ECLI:NL:GHSHE:2018:3445
Gerechtshof 's-Hertogenbosch
- Hoger beroep
- Rechtspraak.nl
Bevestiging vonnis rechtbank in hoger beroep inzake aanranding met specifieke bewijsvoering
In deze zaak heeft het gerechtshof 's-Hertogenbosch op 17 augustus 2018 uitspraak gedaan in hoger beroep tegen het vonnis van de rechtbank Limburg, zittingsplaats Roermond, van 9 maart 2017. De verdachte, geboren in 1989 en thans verblijvende in Vught, was in eerste aanleg veroordeeld voor aanranding.
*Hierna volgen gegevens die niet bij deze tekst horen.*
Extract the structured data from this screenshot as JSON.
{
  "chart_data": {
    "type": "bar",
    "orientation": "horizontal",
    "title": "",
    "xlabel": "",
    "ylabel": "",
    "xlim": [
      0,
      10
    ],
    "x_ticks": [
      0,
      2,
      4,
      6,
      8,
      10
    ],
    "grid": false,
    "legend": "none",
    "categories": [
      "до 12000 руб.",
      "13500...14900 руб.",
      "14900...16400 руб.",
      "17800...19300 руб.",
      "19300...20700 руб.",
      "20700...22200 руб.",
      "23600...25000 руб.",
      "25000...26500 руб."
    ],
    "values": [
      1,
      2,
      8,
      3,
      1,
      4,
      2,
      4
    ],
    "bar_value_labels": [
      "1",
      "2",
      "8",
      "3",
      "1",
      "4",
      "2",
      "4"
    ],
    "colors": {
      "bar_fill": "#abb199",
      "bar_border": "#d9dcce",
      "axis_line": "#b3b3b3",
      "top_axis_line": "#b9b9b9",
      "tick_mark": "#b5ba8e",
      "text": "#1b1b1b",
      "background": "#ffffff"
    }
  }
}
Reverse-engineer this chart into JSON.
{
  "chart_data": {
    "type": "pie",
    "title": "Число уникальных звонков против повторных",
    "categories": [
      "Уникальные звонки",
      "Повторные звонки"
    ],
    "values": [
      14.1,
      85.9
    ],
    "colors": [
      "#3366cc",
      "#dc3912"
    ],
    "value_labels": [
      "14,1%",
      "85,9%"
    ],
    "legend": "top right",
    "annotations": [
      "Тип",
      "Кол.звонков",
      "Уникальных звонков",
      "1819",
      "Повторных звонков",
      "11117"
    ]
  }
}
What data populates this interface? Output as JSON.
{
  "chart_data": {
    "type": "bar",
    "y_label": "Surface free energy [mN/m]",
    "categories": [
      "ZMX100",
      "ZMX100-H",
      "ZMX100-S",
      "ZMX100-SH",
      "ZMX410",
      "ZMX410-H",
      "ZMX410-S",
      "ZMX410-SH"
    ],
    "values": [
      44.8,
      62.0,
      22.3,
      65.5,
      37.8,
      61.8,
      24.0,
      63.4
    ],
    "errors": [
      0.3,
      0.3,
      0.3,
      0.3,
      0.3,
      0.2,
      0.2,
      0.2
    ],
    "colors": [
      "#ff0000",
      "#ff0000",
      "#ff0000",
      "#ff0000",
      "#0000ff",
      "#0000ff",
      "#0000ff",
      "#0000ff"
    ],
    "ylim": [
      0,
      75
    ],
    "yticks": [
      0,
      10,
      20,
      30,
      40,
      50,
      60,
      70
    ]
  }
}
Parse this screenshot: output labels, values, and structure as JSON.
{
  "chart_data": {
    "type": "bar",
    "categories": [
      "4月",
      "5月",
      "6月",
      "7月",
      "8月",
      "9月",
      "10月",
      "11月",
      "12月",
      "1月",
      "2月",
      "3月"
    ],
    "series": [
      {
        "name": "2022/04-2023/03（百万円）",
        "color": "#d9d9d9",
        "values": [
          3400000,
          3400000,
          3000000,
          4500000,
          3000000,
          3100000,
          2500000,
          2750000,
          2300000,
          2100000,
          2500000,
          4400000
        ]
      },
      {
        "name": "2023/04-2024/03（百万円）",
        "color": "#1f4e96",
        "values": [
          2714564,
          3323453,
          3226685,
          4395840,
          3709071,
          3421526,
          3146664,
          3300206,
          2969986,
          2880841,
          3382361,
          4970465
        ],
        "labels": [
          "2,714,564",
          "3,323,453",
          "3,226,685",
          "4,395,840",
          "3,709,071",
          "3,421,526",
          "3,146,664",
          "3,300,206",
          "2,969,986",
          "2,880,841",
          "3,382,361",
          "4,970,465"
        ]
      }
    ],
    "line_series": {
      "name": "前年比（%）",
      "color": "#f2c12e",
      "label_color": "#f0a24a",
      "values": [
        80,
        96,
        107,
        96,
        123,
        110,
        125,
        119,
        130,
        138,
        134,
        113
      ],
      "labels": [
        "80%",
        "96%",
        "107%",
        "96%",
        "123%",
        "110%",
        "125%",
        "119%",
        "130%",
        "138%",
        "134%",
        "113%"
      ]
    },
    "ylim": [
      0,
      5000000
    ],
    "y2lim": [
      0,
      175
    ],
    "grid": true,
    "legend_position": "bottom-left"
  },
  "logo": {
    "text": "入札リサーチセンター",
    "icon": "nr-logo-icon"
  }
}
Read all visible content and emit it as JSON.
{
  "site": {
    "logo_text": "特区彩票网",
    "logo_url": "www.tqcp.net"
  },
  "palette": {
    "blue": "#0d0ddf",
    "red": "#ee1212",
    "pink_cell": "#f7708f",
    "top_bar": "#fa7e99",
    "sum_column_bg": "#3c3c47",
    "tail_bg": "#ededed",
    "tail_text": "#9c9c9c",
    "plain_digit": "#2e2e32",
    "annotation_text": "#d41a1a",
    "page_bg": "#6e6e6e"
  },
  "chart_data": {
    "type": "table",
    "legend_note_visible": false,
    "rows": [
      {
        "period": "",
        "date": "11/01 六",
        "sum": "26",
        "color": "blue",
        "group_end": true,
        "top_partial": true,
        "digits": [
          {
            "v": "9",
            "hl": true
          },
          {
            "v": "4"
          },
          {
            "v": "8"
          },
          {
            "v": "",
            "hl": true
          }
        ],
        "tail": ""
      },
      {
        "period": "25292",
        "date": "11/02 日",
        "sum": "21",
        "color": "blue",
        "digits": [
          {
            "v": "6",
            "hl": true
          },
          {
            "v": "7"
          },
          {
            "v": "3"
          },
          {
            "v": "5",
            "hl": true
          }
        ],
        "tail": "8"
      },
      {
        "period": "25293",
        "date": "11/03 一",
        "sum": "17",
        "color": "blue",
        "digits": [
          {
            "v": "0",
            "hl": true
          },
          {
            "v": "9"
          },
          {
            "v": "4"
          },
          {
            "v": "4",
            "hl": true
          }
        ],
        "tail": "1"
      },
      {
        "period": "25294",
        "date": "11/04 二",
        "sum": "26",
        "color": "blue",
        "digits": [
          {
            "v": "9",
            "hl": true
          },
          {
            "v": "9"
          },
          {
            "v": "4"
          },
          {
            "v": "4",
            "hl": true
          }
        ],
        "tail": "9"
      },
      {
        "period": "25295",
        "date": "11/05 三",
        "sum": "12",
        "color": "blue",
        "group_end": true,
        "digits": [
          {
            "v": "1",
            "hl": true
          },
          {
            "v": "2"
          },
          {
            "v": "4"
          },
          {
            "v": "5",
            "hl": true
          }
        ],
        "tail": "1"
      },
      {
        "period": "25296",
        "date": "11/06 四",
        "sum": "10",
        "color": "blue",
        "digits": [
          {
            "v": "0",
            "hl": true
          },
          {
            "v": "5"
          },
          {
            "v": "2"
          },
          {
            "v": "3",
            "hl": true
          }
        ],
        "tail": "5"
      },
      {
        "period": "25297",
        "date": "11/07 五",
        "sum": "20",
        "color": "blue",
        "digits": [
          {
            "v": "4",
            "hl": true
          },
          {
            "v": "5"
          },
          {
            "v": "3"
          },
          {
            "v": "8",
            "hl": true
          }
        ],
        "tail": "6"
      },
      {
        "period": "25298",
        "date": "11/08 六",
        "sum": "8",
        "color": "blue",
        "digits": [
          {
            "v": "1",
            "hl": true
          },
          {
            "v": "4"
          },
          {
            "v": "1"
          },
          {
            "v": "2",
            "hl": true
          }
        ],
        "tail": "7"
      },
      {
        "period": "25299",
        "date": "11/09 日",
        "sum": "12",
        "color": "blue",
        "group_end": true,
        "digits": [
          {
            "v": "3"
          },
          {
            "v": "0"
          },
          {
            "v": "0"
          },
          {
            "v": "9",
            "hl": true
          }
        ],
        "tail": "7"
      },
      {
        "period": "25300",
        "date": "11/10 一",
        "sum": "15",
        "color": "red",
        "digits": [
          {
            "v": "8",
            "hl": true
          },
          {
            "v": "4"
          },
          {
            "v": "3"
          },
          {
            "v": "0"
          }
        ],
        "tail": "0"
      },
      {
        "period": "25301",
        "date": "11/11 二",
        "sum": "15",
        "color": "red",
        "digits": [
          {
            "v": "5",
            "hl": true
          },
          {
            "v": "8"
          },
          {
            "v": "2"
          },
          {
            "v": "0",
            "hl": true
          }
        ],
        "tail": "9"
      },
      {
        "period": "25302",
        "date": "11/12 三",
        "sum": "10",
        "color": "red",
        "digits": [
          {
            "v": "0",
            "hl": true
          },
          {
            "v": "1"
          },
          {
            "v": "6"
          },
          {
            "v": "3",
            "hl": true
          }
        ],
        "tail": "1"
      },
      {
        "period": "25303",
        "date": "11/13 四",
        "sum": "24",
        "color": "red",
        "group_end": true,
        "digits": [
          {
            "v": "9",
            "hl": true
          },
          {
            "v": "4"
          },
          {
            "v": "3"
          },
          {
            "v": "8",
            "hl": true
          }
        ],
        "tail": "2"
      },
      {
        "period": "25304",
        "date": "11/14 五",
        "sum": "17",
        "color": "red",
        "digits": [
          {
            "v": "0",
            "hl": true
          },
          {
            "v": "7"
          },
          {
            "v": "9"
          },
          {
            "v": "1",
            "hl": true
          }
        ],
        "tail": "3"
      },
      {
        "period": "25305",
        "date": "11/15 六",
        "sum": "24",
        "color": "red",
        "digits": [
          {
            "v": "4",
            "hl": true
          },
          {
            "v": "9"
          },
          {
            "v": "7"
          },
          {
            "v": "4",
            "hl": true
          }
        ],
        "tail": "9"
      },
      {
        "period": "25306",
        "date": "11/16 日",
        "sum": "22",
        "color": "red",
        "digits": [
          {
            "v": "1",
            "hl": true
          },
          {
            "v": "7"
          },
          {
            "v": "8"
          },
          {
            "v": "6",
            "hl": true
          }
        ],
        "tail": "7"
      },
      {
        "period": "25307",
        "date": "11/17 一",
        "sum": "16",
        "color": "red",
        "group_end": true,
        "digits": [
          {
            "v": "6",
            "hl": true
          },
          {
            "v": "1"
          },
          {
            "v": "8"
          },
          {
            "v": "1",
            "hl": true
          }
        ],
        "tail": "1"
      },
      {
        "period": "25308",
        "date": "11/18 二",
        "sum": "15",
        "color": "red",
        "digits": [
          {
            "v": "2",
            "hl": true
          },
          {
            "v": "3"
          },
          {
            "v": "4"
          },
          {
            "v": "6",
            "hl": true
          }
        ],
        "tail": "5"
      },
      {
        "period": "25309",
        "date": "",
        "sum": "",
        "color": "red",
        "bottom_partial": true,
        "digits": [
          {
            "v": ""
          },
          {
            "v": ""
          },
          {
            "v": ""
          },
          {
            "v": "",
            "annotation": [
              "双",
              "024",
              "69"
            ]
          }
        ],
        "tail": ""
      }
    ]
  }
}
De advocaat-generaal vorderde dat het hof het vonnis zou vernietigen en de verdachte zou veroordelen tot een gevangenisstraf van 100 dagen, met aftrek van voorarrest, en terbeschikkingstelling met verpleging. De raadsvrouw van de verdachte pleitte voor integrale vrijspraak en betoogde dat het hof geen acht kon slaan op een rapport van het NIFP. Het hof heeft het vonnis van de rechtbank bevestigd, waarbij het zich verenigde met de gronden van het vonnis en aanvullende bewijsmiddelen en overwegingen heeft toegevoegd. Het hof concludeerde dat er voldoende wettig en overtuigend bewijs was dat de verdachte de dader was van de aanranding, mede op basis van overeenkomsten tussen het signalement van de dader en het uiterlijk van de verdachte. Het hof verwierp het verweer van de raadsvrouw en bevestigde het vonnis van de rechtbank.